Seasoned Greek Yogurt Chicken
It’s no secret that I like food. In fact, you could say that I love it. However, all foods are not created equal. Some ingredients are just better than others, or at least in my opinion. Food is all about opinions, really. I can’t stand olives, and you probably think I’m crazy. On the other hand, you might try to tell me that eating raw garlic is nuts, and I will vehemently disagree with you. Then, I will eat a raw clove of garlic to prove you wrong and will regret having done so moments later as my lungs seem to contract and twist and make my spine hurt. However, I will stand my ground. I digress.
The meal I’ve put together here is great. Not only does it taste delicious, but it’s also made with ingredients I desperately love. I’m literally emotionally cheating on each one of these ingredients with the others.
Let’s start with the chicken. Cooking with chicken is great. Once you get past the slimy membrany grossness, it’s the most wonderful protein there is. As my grandma says, chicken is a blank canvas.
That leads me to the Greek yogurt, another blank canvas with which the most beautiful art can be created. It’s good for you and can almost always replace sour cream, which is not. Also, it is one of those diverse foods that can be eaten for breakfast, lunch, or dinner. The pure white color makes for the perfect base in this spiced recipe.
On that note, let’s talk about paprika. I could use smoked paprika on just about anything. It livens up the flavor of whatever you’re cooking and adds an amazing vibrant color. Cayenne does the same, while adding a sharp kick to any recipe.
Sautéed shallots are a godsend, bringing a rusty taste to salad dressings, omelets, and obviously, this dish. With more flavor than plain old onions, I always opt for shallots and sweat them in a frying pan to mellow out their bold flavor.

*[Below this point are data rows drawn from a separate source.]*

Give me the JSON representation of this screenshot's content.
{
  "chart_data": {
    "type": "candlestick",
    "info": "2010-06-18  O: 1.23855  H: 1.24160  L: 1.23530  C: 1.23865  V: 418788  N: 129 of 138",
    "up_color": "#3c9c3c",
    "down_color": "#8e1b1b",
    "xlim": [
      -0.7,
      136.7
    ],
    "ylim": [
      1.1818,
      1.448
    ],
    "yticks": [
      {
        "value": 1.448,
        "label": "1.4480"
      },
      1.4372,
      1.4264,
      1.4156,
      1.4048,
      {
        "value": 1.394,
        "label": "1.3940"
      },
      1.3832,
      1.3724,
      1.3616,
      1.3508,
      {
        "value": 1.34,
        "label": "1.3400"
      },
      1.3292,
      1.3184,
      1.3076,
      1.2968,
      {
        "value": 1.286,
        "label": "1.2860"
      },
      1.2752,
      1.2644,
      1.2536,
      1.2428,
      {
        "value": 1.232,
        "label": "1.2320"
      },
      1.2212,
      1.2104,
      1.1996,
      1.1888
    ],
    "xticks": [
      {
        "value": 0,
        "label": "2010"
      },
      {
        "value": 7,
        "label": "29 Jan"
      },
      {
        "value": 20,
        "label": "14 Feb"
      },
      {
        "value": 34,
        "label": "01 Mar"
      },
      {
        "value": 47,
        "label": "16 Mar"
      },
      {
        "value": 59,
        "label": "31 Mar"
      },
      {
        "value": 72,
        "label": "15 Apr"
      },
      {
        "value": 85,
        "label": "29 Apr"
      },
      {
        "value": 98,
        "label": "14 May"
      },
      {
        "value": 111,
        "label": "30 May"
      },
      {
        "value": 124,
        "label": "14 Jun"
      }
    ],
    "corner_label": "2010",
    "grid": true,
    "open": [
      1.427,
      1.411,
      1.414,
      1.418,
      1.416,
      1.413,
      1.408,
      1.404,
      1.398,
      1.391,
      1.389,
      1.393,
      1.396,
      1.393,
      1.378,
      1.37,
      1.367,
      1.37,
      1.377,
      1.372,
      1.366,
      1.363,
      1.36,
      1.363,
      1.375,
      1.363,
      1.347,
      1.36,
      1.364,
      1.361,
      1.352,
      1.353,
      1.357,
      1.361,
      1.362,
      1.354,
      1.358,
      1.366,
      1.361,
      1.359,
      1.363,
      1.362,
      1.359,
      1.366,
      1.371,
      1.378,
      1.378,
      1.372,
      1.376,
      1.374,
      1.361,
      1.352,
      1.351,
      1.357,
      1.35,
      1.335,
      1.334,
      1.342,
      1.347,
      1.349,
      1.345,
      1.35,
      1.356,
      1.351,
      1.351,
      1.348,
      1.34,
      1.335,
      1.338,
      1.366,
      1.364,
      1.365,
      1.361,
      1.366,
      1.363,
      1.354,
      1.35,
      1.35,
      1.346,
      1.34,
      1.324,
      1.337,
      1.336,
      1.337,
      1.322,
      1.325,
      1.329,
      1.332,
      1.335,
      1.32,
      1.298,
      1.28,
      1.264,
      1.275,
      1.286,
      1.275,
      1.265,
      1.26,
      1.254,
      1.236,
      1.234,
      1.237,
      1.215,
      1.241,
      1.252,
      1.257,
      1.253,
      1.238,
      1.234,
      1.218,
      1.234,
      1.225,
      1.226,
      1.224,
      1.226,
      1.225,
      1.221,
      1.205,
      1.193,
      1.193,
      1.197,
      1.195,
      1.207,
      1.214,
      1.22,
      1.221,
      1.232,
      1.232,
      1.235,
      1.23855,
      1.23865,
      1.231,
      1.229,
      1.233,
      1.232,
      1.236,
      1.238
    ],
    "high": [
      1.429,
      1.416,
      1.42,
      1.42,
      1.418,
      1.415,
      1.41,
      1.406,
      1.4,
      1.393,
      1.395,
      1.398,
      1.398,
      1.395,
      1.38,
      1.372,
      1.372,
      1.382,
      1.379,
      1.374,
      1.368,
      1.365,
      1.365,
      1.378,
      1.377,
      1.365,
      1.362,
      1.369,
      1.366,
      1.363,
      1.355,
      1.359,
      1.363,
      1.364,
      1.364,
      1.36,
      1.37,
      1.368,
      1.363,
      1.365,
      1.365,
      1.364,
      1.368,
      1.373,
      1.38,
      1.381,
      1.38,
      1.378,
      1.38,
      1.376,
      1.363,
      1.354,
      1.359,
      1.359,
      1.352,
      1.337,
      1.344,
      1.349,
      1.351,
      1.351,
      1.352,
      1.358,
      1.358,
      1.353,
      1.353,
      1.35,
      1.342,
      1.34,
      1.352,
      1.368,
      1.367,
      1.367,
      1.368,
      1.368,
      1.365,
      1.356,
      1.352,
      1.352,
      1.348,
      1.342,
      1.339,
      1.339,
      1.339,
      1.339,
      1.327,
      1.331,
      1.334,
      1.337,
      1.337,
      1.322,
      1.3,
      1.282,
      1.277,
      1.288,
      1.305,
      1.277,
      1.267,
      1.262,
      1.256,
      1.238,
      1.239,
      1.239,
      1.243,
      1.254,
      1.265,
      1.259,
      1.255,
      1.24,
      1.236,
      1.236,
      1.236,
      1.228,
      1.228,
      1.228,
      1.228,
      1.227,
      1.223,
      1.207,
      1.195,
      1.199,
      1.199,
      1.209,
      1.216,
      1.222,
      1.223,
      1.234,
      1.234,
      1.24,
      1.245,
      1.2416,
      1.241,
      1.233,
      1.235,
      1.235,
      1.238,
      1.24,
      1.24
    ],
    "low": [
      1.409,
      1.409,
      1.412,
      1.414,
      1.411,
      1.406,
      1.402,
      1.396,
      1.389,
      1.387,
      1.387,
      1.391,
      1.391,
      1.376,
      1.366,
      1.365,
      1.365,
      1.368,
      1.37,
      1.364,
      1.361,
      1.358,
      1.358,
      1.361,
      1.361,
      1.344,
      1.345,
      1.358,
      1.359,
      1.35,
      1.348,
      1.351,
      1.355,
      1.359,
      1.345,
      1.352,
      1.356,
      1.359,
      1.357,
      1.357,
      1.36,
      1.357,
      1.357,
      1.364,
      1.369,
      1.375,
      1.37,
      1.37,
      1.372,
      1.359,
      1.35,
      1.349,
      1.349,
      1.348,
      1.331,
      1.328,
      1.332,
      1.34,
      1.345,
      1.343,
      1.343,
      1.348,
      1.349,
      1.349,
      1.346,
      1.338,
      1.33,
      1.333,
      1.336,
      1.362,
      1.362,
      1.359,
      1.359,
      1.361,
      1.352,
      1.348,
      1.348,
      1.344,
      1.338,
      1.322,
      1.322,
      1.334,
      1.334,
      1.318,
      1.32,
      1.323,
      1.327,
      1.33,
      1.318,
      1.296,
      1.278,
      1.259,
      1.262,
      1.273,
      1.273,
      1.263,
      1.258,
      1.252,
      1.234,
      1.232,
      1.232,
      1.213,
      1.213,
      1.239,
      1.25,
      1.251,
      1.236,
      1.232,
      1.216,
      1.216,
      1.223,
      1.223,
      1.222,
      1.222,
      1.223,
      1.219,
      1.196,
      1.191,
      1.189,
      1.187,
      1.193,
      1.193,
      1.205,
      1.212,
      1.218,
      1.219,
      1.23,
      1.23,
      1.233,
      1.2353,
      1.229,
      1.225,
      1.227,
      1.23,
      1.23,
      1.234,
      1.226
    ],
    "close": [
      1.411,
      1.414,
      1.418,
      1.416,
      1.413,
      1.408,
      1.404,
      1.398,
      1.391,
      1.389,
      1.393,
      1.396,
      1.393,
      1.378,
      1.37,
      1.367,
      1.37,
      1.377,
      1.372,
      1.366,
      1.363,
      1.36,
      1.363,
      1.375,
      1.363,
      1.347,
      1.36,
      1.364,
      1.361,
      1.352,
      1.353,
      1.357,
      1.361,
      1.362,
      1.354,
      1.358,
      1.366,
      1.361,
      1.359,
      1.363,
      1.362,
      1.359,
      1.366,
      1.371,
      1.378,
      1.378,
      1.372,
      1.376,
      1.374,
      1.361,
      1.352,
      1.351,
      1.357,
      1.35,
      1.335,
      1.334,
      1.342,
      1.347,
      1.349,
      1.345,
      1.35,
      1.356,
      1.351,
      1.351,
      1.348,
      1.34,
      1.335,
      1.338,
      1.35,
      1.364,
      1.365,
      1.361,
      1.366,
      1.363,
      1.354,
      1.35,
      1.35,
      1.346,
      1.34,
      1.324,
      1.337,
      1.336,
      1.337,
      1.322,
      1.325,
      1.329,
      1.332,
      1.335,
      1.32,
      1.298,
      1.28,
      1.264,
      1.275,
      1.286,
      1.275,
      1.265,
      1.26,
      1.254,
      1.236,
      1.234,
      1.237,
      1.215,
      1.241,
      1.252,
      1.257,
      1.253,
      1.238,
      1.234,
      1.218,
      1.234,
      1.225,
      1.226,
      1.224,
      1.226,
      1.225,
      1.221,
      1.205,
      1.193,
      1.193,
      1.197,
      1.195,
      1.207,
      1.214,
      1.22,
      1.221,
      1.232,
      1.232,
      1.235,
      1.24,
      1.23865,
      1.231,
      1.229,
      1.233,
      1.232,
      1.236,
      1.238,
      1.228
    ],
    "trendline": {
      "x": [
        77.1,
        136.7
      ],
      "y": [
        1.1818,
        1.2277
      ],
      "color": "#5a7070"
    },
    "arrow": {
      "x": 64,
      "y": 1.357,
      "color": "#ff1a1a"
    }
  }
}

Last, but not least: garlic. As I mentioned earlier, I love garlic. In fact, I’d go so far as to say I love it more than avocados. This diverse member of the lily family is delicious when roasted, sautéed, or just plain raw. Each preparation gives it a totally different flavor but always gives you that awesomely spicy garlic breath. I know, you think I’m crazy. I thought we had already established this!
Put all these fantastic ingredients together and there’s no not loving this dish. Slow roasting the chicken allows it to absorb the spicy yogurt mix, which makes the chicken crazy juicy.
The cheese melts within the sauce, but doesn't burn. Instead, it makes the coating extra creamy and helps it stick to the chicken when served. I’m telling you, love is real, and I found it right here, with this spiced and spicy Seasoned Greek Yogurt Chicken.
Ingredients (serves one)
1 boneless, skinless chicken breast
½ cup 0% fat Greek Yogurt
½ shallot, minced
1 tablespoon olive oil
½ teaspoon cayenne pepper
½ teaspoon smoked paprika
1 small handful grated Parmesan cheese
1. Preheat oven to 350o Fahrenheit.
2. In a small frying pan, heat olive oil over low heat. Add minced shallot at sauté until just tender, but not brown.
3. In a small bowl, combine Greek yogurt, sautéed shallot, cayenne pepper and smoked paprika, stirring vigorously until fully integrated. Next, stir in cheese.
4. Place raw chicken in a small baking dish and spoon yogurt blend on top. Use your hand to fully coat chicken.
4a. If desired, you may roast baby red potatoes in the same dish. First microwave the potatoes in 2 cups water for 2 minutes. Drain water and quarter potatoes. Coat with olive oil, kosher salt, and black pepper and surround chicken breast with potatoes.
5. Bake for 20 minutes. Then turn heat to 400o and bake for an additional 10 minutes. Remove from oven and gently remove chicken from pan. Serve immediately, while that cheese is still super melty.